Des interventions manu militari, bras de fer entre le pouvoir central ‘’Madrid’’ et la  Generalitat  catalane, sujet épineux entre les lunettes des républicains et les Castillans; les séparatistes catalans ont essayé de voter et ont crié victoire dimanche 1er octobre en dépit d’une intervention musclée de la police pour empêcher les Catalans de rejoindre les urnes et glisser leurs bulletins de vote. Le statu quo découle d’une histoire ancienne où les enjeux sont politiques,  fiscaux, économiques et émotionnels. Dorénavant, on parle plus de velléité souveraine des Catalans; une mobilisation populaire massive s’est engagée pour décider de son sort. Le présent article mettra en exergue les raisons de cette friction à travers la dimension affective, émotionnelle et la dimension éco-factuelle tout en ouvrant la parenthèse sur les conséquences économiques d’une sécession catalane.

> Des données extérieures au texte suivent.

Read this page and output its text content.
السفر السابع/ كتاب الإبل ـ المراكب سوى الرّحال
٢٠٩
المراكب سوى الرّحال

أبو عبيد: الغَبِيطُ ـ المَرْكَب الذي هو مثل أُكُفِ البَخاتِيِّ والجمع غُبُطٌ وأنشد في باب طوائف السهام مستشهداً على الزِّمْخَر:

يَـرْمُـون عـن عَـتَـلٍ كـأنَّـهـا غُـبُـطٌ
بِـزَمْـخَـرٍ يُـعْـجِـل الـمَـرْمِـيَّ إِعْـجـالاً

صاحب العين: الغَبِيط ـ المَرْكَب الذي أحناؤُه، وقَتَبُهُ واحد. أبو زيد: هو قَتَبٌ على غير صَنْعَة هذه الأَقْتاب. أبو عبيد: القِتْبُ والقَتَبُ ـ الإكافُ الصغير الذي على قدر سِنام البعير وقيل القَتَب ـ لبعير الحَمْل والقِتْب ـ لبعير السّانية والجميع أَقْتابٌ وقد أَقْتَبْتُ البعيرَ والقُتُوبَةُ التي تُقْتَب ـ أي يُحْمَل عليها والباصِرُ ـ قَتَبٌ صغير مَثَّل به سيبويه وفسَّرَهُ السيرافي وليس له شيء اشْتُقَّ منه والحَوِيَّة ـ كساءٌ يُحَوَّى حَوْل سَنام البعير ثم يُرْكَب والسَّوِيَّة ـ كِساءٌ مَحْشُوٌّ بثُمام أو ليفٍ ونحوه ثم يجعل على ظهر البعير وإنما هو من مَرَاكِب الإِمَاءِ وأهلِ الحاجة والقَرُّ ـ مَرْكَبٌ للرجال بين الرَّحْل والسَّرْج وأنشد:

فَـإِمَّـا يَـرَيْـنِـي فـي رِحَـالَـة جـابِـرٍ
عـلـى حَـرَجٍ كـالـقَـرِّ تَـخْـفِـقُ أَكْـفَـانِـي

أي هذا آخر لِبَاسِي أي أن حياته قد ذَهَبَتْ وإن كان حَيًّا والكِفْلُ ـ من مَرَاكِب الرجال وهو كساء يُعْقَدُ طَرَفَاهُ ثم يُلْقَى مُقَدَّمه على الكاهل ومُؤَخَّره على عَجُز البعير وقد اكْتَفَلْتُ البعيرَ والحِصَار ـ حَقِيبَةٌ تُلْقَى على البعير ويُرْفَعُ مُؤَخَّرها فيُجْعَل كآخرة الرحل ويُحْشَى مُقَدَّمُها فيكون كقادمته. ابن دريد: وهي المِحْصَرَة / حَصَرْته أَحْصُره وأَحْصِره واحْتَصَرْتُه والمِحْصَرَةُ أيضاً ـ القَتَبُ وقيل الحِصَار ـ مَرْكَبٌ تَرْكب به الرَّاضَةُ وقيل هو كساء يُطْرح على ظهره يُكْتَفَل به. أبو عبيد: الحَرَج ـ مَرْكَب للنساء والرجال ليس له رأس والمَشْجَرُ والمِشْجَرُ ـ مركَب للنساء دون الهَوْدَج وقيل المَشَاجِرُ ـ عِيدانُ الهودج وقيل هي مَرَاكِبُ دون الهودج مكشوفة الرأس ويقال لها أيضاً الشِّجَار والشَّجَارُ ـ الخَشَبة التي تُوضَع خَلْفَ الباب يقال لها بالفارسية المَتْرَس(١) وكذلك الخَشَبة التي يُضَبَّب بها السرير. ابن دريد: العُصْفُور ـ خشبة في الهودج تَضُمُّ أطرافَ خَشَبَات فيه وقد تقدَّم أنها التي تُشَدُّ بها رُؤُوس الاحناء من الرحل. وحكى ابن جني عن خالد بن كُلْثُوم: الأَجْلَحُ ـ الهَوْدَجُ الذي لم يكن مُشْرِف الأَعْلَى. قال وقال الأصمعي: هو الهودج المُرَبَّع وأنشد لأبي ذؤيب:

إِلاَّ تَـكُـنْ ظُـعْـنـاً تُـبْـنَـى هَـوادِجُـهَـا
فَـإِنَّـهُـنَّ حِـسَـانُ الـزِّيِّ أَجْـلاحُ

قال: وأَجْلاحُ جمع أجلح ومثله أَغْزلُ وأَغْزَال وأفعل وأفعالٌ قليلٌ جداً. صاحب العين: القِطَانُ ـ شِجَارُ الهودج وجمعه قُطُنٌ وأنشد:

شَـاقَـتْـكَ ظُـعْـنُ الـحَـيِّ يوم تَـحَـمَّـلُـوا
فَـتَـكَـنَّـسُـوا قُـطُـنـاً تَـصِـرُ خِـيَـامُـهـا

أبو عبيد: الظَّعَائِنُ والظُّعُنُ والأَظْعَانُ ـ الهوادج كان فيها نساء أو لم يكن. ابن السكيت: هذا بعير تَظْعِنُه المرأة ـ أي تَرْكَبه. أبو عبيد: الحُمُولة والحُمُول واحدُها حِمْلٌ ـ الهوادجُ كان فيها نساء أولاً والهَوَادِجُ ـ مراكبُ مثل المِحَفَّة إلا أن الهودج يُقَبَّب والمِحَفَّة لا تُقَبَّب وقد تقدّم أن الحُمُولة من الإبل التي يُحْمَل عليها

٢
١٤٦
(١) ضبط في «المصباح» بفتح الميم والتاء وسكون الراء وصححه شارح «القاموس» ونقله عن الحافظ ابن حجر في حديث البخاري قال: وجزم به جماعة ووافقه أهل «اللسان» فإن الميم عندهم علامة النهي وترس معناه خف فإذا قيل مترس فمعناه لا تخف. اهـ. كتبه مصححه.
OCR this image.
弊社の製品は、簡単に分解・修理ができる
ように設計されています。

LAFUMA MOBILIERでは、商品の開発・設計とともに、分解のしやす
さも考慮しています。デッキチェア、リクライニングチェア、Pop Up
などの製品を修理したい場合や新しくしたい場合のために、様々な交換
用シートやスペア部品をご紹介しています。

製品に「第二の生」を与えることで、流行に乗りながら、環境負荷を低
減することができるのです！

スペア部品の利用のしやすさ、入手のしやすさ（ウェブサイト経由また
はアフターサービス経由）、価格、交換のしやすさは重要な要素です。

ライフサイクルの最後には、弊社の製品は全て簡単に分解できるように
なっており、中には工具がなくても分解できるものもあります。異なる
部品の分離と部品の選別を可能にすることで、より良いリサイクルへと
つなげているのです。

Histoire pour comprendre la genèse de la friction actuelle
• Maltraitance avant le franquisme : 
"Un peuple qui oublie son passé se condamne à le revivre." Citation prêtée à Churchill, auquel le peuple catalan y croit L’histoire entre l’Espagne et la Catalogne a toujours été marquée par des hauts et des bas. Commençons par 1469 où le comte de Barcelone Ferdinand le catholique épouse l'Infante Isabelle de Castille, mariage dicté davantage par la politique que par l’amour où les deux personnalités n’ont  pas fondé un seul Etat mais ils les ont juste juxtaposés, suivi du Traité des Pyrénées le 7 novembre 1659 à l’issue de la guerre franco-espagnole avec la division de la Catalogne en deux entités, un Nord français et un Sud espagnol. Conformément au même traité, Marie Thérèse d’Autriche, fille du roi d’Espagne épouse Louis XIV de France, la diplomatie française joua un rôle crucial et parvint à lier la renonciation de la reine à son héritage au paiement de l'Espagne d'une dot exorbitante estimée à 500.000 écus d’or. Ladite dote n’a jamais été réglée, ce qui a poussé Louis XIV à prétendre  à la couronne espagnole. L’image de l’Espagne s’est dégradée; l’armée est faible et ne peut plus protéger. Entre 1701 et 1714 : la guerre de succession d’Espagne qui a duré 13 ans a mis en place un roi français à la tête de la monarchie espagnole « PhillipeV » petit-fils de Louis XIV fondateur de la dynastie des Bourbons d'Espagne, qui règne jusqu’à nos jours avec Felipe VI, roi actuel d’Espagne après l’abdication de son père Juan Carlos 1er le 19 juin 2014.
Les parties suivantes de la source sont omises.